Todas as senhoras presentes colocaram a mão sobre a boca, incrédulas, quando Clarice jogou o lindo buquê de rosas brancas no chão, onde ele se espatifou, desmembrado.

- Minha filha, calma!

A mãe, agoniada, tentou abraçar a filha, sendo imediatamente rechaçada por uma Clarice que mais parecia uma harpia de tão ensandecida.

- Ele fugiu de mim!

Sob os olhares penalizados dos convidados, do padre, dos santos de cerâmica importados de uma Itália onde alguns artistas realmente depositam o próprio sangue nas suas obras, Clarice correu desembestada, chorosa, em direção à luz púrpura da praça.

- Ronaldo! Por quê?

Então, gritando o nome do noivo que a abandonara, Clarice tombou sobre o calçamento, numa confusão de panos brancos. E não se levantou mais.
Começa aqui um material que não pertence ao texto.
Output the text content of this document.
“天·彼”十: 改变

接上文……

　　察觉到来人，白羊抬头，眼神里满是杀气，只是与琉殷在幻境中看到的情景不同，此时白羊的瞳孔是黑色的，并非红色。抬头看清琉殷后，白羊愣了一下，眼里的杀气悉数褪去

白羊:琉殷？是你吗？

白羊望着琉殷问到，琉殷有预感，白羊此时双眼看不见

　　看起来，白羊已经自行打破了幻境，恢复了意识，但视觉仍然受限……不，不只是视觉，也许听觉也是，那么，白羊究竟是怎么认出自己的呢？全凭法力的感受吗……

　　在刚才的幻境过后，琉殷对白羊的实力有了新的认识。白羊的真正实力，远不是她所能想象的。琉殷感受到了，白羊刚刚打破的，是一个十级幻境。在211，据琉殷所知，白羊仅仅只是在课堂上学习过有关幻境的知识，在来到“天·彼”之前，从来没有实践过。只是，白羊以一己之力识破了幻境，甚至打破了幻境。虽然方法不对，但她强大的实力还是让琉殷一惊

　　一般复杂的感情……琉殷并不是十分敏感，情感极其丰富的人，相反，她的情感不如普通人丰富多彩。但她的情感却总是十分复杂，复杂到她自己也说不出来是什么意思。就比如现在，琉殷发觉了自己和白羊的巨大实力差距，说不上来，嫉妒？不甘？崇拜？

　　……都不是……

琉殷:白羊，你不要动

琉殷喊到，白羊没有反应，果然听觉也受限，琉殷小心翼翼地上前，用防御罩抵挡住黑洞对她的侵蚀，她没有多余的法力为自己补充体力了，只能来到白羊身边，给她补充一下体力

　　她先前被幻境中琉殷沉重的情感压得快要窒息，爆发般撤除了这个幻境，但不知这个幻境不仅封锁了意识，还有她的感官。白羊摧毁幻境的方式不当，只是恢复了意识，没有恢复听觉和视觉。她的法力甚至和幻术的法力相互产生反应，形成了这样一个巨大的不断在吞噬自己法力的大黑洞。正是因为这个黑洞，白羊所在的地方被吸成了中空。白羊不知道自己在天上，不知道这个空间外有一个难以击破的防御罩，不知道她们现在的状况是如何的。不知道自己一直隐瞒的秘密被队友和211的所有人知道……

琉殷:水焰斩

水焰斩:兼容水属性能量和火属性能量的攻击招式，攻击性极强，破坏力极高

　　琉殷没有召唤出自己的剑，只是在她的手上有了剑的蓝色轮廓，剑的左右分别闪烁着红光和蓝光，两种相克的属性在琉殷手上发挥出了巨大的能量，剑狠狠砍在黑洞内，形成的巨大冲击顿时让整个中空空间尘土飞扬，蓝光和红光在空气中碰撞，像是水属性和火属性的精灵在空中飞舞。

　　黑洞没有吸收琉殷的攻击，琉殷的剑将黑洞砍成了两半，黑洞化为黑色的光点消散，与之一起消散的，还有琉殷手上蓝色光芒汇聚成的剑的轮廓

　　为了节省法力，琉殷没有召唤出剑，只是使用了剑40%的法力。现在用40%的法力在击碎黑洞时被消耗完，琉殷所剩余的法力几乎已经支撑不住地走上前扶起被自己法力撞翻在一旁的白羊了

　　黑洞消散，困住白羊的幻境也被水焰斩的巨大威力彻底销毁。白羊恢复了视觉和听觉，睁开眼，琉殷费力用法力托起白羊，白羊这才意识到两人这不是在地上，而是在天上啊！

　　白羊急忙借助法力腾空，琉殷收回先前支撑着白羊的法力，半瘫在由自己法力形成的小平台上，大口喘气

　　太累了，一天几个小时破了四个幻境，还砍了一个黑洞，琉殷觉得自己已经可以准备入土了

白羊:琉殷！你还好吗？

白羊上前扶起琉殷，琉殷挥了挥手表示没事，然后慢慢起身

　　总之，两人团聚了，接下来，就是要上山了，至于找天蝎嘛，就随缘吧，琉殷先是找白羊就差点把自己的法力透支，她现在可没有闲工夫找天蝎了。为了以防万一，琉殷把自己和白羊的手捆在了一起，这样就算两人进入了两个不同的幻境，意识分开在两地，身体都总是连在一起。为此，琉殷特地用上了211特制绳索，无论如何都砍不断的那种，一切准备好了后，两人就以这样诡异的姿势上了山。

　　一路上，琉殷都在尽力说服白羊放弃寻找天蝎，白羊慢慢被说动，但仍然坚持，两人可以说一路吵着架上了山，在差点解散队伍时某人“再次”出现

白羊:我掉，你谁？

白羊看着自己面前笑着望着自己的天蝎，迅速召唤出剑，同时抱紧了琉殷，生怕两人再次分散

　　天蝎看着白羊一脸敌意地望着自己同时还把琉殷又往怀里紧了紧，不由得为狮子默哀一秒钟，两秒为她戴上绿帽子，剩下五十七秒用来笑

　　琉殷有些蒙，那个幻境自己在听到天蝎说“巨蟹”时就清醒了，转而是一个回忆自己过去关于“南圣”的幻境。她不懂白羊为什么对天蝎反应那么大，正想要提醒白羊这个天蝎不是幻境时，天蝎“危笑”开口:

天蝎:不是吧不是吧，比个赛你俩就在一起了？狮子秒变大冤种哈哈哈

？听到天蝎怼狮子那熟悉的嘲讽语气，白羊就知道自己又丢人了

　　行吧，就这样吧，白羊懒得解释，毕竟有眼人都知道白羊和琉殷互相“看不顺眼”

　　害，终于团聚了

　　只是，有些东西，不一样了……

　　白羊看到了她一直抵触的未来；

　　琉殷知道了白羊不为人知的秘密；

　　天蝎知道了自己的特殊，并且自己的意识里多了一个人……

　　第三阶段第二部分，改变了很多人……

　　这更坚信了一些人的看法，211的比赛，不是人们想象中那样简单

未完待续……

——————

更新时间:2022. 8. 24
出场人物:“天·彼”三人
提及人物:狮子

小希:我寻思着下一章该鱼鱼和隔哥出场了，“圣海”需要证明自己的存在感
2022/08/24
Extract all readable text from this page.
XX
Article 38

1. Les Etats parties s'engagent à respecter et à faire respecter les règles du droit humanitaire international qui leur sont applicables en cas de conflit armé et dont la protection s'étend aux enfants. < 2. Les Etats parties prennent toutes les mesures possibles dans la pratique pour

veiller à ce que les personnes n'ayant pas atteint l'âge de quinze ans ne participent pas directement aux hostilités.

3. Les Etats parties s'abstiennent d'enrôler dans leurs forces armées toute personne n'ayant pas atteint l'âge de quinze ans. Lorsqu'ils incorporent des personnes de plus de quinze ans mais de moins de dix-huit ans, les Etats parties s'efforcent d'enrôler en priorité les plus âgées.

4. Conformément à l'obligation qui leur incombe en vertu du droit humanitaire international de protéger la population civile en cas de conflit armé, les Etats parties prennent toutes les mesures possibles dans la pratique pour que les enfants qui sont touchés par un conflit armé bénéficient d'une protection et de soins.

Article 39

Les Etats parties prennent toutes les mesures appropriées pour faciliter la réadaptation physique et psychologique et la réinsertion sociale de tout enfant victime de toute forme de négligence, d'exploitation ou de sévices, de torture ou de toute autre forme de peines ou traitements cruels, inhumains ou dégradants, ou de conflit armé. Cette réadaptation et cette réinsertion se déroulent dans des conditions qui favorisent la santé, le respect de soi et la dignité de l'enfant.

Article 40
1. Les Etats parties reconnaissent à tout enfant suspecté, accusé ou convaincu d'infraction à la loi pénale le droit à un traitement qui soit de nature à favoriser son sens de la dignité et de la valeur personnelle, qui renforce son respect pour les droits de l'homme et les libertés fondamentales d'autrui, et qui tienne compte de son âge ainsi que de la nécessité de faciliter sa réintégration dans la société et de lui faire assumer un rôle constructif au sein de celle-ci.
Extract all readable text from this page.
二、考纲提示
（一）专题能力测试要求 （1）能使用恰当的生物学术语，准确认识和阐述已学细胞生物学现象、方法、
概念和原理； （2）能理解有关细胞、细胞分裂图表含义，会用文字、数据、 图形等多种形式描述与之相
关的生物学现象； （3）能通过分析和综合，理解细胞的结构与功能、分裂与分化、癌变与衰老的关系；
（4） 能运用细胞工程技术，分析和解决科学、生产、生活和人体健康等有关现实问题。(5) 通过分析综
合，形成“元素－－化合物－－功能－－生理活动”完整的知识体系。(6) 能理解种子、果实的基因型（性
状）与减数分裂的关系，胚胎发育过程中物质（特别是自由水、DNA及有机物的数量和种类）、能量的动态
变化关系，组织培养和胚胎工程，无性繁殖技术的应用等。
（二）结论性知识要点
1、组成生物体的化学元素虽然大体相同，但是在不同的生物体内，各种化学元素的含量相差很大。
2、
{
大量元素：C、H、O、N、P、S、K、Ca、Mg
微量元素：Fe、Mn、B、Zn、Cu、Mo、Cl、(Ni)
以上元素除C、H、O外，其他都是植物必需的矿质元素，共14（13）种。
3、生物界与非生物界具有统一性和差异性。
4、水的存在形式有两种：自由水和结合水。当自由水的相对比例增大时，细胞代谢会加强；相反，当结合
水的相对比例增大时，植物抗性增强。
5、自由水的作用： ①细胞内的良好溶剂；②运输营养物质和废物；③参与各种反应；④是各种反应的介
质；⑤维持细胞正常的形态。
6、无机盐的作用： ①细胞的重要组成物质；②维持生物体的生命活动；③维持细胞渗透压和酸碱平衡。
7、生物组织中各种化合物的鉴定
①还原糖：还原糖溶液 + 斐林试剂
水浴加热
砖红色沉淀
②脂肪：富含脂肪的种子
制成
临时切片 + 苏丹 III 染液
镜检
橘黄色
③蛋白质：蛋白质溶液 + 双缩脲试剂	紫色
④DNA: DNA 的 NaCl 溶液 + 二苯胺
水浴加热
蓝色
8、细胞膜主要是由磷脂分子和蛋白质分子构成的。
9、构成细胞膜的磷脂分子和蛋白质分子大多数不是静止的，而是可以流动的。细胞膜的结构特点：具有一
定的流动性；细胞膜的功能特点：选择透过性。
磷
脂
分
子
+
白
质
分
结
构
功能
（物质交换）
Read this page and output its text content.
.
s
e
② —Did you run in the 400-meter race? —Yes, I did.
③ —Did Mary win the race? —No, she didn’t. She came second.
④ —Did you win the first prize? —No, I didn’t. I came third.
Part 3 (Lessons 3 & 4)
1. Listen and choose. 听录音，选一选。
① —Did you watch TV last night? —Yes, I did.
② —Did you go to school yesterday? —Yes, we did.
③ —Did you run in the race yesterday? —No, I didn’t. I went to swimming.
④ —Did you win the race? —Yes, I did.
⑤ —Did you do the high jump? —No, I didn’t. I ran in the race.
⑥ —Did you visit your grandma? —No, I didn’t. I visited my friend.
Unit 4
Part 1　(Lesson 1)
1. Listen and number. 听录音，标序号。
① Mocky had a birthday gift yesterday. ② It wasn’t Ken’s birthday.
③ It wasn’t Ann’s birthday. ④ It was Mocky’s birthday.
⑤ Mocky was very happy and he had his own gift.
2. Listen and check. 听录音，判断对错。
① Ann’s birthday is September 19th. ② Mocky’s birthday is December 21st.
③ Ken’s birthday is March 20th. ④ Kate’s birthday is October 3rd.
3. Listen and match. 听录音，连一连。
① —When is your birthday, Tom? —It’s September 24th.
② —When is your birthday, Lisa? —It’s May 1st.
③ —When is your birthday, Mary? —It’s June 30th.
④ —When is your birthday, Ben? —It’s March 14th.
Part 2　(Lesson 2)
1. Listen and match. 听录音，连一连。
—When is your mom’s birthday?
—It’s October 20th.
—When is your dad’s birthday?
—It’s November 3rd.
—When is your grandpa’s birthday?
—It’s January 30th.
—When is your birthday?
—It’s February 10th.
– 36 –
Aconteceu que, alguns meses depois, Ronaldo reapareceu. Trazia consigo uma bela menininha lourinha. Como ele próprio era de uma alvura nórdica muito singular, as pessoas não precisaram matutar muito para admitirem, rancorosamente, que aquela era a sua filha.

Ele se dirigiu, constrangido, à casa daquela que teria sido a sua esposa, não fosse o infeliz ocorrido.

Atendido por um homem que não chegava a lembrar absolutamente coisa alguma do seu ex-futuro-sogro, Ronaldo esperava consertar o que pudesse ser consertado.

- Seu Gerardo...

- Ronaldo.

- Será que eu posso conversar com a Clarice? Por favor? Preciso explicar porque eu não apareci no casamento. Será que posso falar com ela?

Ronaldo, munido de uma explicação que parecia ser bastante razoável sob a sua própria ótica, pretendia realmente se desculpar com Clarice, afinal ela sempre fora um doce de moça e não merecera a cachorrada que ele havia feito.

- Seu Gerardo, esta é Malu, a minha filhinha. Eu não sabia da existência dela até o dia do casamento. Eu sinto muito por ter sumido sem dar explicação.

Seu Gerardo olhou com indiferença para a garotinha que se escondia atrás de uma das pernas do pai.

- A sua filha, é?

- Sim, senhor.

- ...

- Será que eu posso entrar? Preciso falar com Clarice...

- Clarice não mora mais aqui.

Ronaldo sentiu o coração murchar.

- Onde ela mora, então?

Seu Gerardo fez um movimento mecânico apontando para algum ponto além do ombro de Ronaldo.

- Lá.

Ronaldo se virou.

Na direção indicada pelo braço do homem cujo rosto parecia querer se desmanchar havia o cemitério local.

Ronaldo engoliu em seco.

- Lá onde?

- Numa sepultura, seu filho da puta!

A menininha se encolheu e apertou a perna do pai.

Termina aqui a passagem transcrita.